Le critère distinctif proposé par Épicure est en suivant une tradition grecque, la nature. La nature est conçue comme un modèle de mesure.  C'est pourquoi l'homme doit la suivre ou l'imiter autant qu'il peut. Or le corps est une réalité naturelle, et comme tel, nul n'est autorisé à le couvrir d'opprobre: les désirs qui émanent de lui sont modérés et sains. D'où viennent donc les vertiges qui troublent l'âme au point de faire perdre aux hommes toute mesure? De certaines représentations mentales et de certains désirs.

C’est la nature elle-même qui confère au désir sa limite, les désirs illimités ne peuvent donc pas être naturels. Epicure prône donc une modération des désirs et invite à la sobriété et à la frugalité : il suffit de peu pour atteindre le bonheur. Cette modération est à la base de sa théorie du Souverain Bien (le bonheur), et on rapporte qu’Epicure aurait répondu à quelqu’un qui lui demandait comment devenir riche, ceci : «  ce n’est pas en augmentant les biens, mais en diminuant les besoins ». Il rejoint en ce sens le stoïcien Sénèque qui disait de celui qui «  n’est pas tout à fait content de ce qu’il possède sera malheureux, fût-il le maître du monde ».

 Seuls les désirs naturels peuvent être comblés.  On peut en effet boire jusqu’à plus soif et manger à satiété, mais on ne pourra jamais être riche  à souhait ni suffisamment glorieux.  Le désir non naturel et vide qui provient de l’opinion fausse que l’on a sur les choses est un désir déréglé. Il n’est pas soumis à la norme de la nature et il enfante une infinie chimère, c'est-à-dire un rêve éternellement insatisfait. 

La classification des désirs est donc organisé autour de ce rapport à la nature et donc à sa limite :

les désirs vides (ou vains) ont leur origine dans des opinions vides (comme l’opinion selon laquelle la mort est le plus grand des maux, ou l’espoir d’être immortel quand tout être est voué à la destruction). Les désirs vains sont tous ceux qui comportent de l’illimitation.

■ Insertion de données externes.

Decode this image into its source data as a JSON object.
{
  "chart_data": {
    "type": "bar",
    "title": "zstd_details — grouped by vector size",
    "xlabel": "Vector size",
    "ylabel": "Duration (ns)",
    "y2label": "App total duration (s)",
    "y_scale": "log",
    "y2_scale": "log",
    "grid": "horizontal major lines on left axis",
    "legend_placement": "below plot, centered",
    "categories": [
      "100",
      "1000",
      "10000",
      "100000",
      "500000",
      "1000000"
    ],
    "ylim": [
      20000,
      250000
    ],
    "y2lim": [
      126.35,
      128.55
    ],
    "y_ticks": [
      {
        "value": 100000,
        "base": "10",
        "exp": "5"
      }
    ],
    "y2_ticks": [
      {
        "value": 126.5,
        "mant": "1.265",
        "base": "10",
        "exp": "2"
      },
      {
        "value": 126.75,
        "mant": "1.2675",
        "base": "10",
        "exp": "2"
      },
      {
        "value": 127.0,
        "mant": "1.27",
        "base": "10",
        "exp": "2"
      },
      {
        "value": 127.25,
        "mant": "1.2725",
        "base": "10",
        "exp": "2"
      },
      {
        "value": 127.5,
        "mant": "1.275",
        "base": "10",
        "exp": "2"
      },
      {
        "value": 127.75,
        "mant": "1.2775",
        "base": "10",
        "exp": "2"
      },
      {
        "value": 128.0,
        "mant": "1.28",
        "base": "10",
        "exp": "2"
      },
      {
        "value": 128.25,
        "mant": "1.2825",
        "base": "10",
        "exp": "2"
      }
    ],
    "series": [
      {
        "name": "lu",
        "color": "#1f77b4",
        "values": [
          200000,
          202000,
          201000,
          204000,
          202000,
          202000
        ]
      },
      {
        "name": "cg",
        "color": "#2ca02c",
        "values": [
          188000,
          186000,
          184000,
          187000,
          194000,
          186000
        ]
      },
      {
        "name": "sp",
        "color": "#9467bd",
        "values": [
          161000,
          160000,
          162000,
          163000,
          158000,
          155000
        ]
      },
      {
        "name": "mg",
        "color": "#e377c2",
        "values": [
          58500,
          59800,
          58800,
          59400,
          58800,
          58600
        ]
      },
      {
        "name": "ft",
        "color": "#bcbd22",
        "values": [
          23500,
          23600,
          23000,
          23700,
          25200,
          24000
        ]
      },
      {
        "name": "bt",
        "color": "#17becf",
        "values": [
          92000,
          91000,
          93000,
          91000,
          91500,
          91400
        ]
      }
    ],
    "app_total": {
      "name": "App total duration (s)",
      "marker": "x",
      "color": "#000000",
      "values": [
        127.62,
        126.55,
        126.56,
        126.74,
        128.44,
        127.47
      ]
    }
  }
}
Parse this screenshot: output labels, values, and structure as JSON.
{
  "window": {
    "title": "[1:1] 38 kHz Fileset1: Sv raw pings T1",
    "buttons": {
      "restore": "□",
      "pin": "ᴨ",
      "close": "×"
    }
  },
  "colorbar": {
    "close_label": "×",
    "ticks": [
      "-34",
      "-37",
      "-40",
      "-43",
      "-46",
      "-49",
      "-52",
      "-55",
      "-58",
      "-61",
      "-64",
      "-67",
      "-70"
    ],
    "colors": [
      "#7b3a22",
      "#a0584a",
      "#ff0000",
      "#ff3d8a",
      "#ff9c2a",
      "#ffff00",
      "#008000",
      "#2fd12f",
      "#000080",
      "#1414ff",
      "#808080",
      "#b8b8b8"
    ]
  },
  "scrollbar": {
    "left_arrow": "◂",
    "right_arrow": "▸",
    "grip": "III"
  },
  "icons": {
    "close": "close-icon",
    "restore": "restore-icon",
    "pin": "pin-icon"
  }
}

Les désirs seulement naturels correspondent à des fonctions naturelles, comme boire, mais dont la non-satisfaction n’a pas d’incidence sur les fonctions auxquelles ils s’appliquent. Ainsi désirer manger alors que je n’ai pas faim, désirer boire alors que je n’ai pas soif, ou même désirer manger du foie-gras parce que j’ai faim plutôt qu’un morceau de pain. Les désirs qui sont naturels mais non-nécessaires (comme ceux cités précédemment) peuvent poussés à l’extrême devenir vide par leur caractère excessif, par exemple dans la situation suivante : j’ai faim mais je ne désire manger que du foie-gras.

Les désirs naturels et nécessaires. Ces désirs sont rangés en ordre d’importance décroissante : ceux qui contribuent au bonheur, à la paix du corps, et à la vie.

Les désirs naturels et nécessaires qui contribuent au bonheur sont, selon Epicure le désir de philosopher et le désir de pratiquer l’amitié. C’est le thème de la philosophie comme thérapie de l’âme et du bonheur comme suffisance à soi, comme vie autarcique. C’est dans ces deux pratiques que la plénitude nécessaire au bonheur sera possible. Non seulement la santé du corps sera rendue possible, et l’ataraxie (=absence de trouble) totale.

La discrimination des désirs se fonde sur l'opposition de ce qui est naturel et de ce qui est vain. Le bonheur, selon Epicure, ne se trouve pas dans l'acquisition fastidieuse de biens toujours plus raffinés; il consiste seulement dans la suppression de la douleur liée au manque: "les mets simples donnent un plaisir égal à celui d'un régime somptueux, une fois supprimée toute la douleur qui vient du besoin".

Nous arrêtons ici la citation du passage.